A week after the club revealed plans to raise some main stand tickets to a league-high £77, supporters’ group Spion Kop 1906, with the support of Spirt of Shankly, are attempting to organise a mass walk-out in the 77th minute of Saturday’s match against Sunderland in protest.
"Saturday is your chance to make you feelings known," said the group via social media. "Unhappy with the prices for next season? Then walk out. Seventy-seven [is] a number associated with Liverpool Football Club. From Rome ’77 to £77 a ticket, [so] let’s give the number 77 meaning on Saturday."
It’s clear that the club’s decision to raise some lower main stand seats to £77 isn’t sitting well with many supporters, but in all the noise, that more than half the seats at Anfield will either have their prices frozen next season of see a decrease—with a full 45% of tickets getting cheaper—has sometimes been lost.
Those tickets that are going up in price mostly aren’t going up all that much, either, and in many cases are simply keeping pace with inflation over the past few seasons. In fact, the cheapest season ticket on the Kop next season will be £65 cheaper than it was in 2011 when taking inflation into account.
In real money terms, that cheapest ticket will be £7 more expensive than five years ago. In any case, like most of the changes next season, the movement is marginal and hardly seems worth protests and the organisation of mass walk-outs as though the club had been transported back to the Hicks and Gillett era.
That £77 makes for a strong rallying cry, though. It has also led to more than a few spurious comparisons that have further riled many people up. Comparisons have in particular been made to the German clubs, fans pointing to Bayern Munich’s desire to keep ticket prices down and that Dortmund’s most loyal support pays €16-20.
Little is made of the fact that Bayern’s most expensive single tickets run to €70 and Dortmund’s to €65, while those cheap supporters’ tickets are standing tickets on the yellow wall.
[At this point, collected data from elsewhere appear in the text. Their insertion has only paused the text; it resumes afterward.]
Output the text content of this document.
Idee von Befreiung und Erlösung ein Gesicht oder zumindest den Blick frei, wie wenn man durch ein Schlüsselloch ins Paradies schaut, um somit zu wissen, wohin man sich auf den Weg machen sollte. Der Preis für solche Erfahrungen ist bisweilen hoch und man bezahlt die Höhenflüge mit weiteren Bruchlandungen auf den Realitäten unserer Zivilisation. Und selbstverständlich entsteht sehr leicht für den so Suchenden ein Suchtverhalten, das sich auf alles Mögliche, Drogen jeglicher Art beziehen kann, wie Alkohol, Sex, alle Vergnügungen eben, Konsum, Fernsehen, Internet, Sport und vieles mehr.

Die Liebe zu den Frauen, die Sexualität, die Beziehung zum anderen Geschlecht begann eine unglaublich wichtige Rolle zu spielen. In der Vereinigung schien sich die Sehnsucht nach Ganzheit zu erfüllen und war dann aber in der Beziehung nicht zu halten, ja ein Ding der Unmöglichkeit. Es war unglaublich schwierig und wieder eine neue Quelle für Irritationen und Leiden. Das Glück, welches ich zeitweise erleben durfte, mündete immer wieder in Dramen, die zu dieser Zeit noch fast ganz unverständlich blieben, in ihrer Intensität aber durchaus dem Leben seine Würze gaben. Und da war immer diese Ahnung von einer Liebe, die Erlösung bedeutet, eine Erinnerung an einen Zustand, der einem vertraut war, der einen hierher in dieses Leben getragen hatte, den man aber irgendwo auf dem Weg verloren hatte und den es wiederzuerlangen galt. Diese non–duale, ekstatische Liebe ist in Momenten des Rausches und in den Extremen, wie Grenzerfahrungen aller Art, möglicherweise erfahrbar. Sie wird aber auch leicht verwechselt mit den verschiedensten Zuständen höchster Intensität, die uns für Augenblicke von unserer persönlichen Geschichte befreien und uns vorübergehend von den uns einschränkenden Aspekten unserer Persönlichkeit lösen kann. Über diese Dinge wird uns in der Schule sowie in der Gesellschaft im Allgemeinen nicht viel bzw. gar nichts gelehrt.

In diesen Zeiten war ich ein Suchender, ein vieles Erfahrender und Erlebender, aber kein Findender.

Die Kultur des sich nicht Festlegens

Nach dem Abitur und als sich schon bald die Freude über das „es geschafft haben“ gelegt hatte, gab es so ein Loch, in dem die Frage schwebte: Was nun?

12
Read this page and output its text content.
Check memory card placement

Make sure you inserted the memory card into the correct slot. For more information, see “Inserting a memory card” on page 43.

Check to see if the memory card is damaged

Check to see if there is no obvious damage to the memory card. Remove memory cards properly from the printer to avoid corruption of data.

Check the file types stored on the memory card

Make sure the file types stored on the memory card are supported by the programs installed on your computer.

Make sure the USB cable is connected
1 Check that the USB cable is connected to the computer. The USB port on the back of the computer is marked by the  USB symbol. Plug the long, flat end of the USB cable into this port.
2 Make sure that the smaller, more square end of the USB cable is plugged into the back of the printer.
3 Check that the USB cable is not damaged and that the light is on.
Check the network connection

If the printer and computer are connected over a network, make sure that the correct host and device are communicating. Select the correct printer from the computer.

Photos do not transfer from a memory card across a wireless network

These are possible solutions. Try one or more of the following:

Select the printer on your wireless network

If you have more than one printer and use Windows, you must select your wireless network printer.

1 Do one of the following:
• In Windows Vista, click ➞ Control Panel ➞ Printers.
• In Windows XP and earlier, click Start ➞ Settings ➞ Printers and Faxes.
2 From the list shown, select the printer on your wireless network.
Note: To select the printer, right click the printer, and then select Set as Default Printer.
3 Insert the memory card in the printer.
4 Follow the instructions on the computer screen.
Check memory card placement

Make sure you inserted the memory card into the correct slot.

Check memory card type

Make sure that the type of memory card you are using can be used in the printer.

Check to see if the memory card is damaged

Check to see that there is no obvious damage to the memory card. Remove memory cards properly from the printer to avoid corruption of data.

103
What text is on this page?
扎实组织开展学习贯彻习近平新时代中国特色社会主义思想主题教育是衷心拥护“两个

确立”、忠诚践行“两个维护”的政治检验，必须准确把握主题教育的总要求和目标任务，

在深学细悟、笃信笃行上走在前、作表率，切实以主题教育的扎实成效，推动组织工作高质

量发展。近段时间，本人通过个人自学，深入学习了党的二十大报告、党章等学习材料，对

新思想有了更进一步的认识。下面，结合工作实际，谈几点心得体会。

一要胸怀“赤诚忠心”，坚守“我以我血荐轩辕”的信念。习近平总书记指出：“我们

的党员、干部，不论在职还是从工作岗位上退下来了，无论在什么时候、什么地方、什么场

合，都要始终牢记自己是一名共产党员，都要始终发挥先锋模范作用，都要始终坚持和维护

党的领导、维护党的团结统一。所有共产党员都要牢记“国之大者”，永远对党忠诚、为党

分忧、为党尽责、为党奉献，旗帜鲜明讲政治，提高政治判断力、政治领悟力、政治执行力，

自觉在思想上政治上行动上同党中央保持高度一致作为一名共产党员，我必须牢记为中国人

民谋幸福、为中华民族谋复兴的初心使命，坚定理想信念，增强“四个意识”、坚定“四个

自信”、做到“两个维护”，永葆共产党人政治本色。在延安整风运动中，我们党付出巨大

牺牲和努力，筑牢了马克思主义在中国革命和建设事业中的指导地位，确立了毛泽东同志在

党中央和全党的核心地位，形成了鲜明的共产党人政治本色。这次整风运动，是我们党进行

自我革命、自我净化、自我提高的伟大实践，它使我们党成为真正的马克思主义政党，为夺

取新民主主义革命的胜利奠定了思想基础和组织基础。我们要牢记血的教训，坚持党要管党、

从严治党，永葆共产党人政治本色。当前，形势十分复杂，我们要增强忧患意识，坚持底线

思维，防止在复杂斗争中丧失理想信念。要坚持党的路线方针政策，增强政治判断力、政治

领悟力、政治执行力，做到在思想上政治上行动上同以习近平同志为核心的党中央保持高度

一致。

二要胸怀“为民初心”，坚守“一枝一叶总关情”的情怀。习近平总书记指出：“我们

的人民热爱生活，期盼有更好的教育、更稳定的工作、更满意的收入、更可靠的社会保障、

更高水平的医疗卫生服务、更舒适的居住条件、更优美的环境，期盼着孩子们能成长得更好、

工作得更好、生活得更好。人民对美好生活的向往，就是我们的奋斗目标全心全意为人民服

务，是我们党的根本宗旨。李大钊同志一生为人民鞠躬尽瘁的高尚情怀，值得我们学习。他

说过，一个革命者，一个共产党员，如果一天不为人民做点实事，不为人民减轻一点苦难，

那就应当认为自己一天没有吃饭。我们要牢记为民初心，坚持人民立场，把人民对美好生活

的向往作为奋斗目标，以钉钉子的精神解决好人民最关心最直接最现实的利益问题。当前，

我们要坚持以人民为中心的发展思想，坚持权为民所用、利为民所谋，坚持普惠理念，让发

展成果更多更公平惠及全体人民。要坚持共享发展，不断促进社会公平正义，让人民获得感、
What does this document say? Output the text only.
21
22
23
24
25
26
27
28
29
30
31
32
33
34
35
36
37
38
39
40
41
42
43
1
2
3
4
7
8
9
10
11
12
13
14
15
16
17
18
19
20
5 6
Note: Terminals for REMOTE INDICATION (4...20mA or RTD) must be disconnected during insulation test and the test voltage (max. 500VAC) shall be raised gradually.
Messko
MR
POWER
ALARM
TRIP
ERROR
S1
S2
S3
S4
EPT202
By comparison, the Kop runs from £30 to £48 depending on location and opponent in the Premier League.
Those prices are undoubtedly higher than in supporters sections in Germany—much higher—but next season won’t see them rising dramatically. Or at all in many cases. Plus, they’re seats, meaning the Kop has a far lower density of tickets that can be sold than the German clubs with safe standing do.
For a significant reduction of costs for supporters in England, safe standing would have to be introduced—something many Liverpool fans remain against. Their reasons are understandable, but the financial reality of not having safe standing in England makes ticket price comparisons to supporters’ sections in Germany useless.
"We’re right behind the action of Spion Kop 1906," read a statement from Spirt of Shankly on Saturday's planned walkout. "We need to stand together, all supporters, or prices will never change. We will also be announcing action for supporters not at the match or unable to take part."
Rising costs for the best seats at Anfield, and the sticker shock of £77 tickets, have clearly gone over terribly with fans. There’s no doubt, too, that football in England has largely priced out grassroots support over the years—and the negative impact this has had on matchday atmosphere league-wide is hard to overstate.
There are very real issues surrounding high ticket prices and access in England. Having the top end seats, seats already targeted at the so-called prawn sandwich brigade, rise to £77 in part to fund freezes and decreases elsewhere—including 1,000 cheap tickets per league match and subsidies for young, local supporters—doesn’t seem as though it should be the rallying point.
Perhaps, though, now that it has become something of one, the end results will be positive for fans league-wide and not simply become an excuse for a round of chanting "Yanks Out" because a few seats already well beyond the reach of most fans just got more expensive.